Antwoord schriftelijke vragen : Antwoord op vragen van het lid Van Dam over het bericht 'Taskforce drugsbestrijding wil legitimatieplicht voor afzender postpakket'
Vragen van het lid Van Dam (CDA) aan de Minister van Justitie en Veiligheid over het bericht «Taskforce drugsbestrijding wil legitimatieplicht voor afzender postpakket» (ingezonden 29 januari 2019).
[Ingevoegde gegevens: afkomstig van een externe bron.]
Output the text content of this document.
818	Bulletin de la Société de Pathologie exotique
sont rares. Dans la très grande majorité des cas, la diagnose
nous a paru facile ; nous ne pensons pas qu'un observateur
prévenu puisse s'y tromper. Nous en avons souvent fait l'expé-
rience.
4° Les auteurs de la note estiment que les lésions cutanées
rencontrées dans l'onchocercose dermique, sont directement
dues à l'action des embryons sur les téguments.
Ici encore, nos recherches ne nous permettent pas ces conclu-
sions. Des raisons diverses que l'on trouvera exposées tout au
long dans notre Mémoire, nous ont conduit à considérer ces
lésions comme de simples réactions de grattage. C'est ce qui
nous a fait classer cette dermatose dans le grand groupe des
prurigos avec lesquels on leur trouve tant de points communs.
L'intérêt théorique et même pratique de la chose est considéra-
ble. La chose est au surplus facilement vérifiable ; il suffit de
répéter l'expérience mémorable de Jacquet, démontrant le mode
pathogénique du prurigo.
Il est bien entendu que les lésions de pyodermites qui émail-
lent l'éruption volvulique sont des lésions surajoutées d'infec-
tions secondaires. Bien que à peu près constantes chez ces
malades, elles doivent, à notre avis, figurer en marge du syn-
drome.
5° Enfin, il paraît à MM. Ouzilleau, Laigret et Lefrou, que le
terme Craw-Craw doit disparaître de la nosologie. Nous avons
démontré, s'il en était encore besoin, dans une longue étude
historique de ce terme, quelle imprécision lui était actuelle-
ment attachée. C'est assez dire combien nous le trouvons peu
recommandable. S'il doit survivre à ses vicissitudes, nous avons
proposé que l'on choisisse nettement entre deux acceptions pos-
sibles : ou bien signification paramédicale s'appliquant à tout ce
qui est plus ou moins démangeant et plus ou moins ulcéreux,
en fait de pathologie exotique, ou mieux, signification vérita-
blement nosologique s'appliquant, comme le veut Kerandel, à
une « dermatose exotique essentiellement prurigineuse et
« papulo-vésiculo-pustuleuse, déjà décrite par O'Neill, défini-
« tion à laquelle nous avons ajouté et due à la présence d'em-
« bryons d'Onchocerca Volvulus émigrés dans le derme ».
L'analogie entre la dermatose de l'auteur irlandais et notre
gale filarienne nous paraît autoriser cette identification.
Antwoord van Minister Grapperhaus (Justitie en Veiligheid), mede namens de Staatssecretaris
van Economische Zaken en Klimaat (ontvangen 9 april 2019). Zie ook Aanhangsel Handelingen,
vergaderjaar 2018–2019, nr. 1626.
Vraag 1
Bent u bekend met het artikel «Taskforce drugsbestrijding wil legitimatieplicht voor
afzender postpakket»?1 Bent u daarnaast bekend met het artikel «OM wilt af van briefgeheim op pakketten»?2
Antwoord 1
Ja.
Vraag 2
Wat vindt u van het idee voor een legitimatieplicht bij het versturen van een pakketje?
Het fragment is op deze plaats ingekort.